The research covers 12 publicly available tools and two commercial systems (Turnitin and Plagiarism Check) that are widely used in the academic setting. The researchers conclude that the available detection tools are neither accurate nor reliable and have a main bias towards classifying the output as human-written rather than detecting AI-generated text.

That mostly summarizes the answers to the 5 research questions identified on page 3 of the paper (eg. RQ1: can detection tools for AI-generated text reliably detect human-written text?).

One important question isn’t on that list:

Can humans detect AI-generated text reliably?

Nor is its follow-up:

Can humans detect AI-generated text reliably when skillfully using AI tools?

The last question is the most important one – and the only one that has a chance of being a yes.

BTW, the study looked at 14 detection tools (listed on page 11), such as GPTZero, with 3.5M in funding, and of course Turnitin, acquired at 1.8B in 2019. (Sidenote: the study left out the least brittle plagiarism detection tool).
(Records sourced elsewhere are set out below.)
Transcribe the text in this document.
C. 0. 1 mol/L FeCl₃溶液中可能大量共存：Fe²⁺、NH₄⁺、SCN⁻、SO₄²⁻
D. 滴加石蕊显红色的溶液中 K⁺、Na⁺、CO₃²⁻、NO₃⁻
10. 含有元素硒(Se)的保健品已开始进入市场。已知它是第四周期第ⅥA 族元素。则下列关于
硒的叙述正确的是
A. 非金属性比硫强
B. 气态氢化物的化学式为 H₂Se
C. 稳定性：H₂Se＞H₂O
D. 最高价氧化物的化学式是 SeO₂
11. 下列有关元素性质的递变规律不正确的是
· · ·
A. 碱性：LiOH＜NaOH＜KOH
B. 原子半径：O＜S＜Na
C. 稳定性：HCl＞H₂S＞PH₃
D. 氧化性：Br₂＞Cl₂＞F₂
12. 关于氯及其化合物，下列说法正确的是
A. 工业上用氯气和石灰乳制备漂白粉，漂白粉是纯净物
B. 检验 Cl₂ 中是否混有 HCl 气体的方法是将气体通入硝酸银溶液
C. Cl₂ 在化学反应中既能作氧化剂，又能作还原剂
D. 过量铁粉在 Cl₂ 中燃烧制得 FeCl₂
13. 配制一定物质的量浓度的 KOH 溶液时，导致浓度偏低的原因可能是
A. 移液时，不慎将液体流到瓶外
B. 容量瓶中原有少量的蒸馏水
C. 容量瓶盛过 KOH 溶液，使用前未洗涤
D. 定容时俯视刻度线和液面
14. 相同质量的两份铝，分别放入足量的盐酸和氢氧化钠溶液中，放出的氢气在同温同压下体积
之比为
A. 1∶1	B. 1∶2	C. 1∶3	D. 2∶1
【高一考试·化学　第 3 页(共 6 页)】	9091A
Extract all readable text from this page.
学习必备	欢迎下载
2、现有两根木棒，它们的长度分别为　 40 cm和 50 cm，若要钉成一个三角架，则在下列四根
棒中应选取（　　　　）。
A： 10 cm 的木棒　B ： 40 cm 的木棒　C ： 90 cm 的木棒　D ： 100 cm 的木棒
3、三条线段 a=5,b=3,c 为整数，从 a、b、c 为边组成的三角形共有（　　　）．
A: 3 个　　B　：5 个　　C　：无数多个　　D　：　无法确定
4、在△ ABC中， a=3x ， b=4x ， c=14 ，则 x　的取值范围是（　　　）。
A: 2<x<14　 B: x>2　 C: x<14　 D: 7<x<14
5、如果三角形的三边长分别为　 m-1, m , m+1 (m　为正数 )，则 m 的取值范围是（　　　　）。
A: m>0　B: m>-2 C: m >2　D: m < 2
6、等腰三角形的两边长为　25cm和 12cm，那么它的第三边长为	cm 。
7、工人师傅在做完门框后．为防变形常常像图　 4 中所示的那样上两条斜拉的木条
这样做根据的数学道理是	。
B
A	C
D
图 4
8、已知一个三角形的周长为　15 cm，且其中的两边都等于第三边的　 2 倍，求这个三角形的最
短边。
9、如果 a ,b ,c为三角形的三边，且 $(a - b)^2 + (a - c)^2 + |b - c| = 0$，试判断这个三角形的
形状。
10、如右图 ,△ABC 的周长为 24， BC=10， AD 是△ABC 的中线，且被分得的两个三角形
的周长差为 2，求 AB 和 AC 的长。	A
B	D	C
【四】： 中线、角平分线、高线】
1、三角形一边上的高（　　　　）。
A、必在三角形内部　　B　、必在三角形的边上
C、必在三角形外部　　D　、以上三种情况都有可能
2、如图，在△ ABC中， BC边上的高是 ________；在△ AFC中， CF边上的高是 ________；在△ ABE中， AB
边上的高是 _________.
That’s a lot of money being spent on some missed points. For one, would we even need these detection tools if we didn’t still assume that quantity of writing was an effective learning approach – or a reliable way to measure how well a student has learned something? And that’s probably the bigger question.

But here’s where I’m focused: some assume that generative AI tools are here to automate complex solution soup-to-nuts; they’re not. They are here as aids to skillful, thinking mammals with big neo-cortexes. You whisper to the tools in the context of comprehensive approaches to complex problems.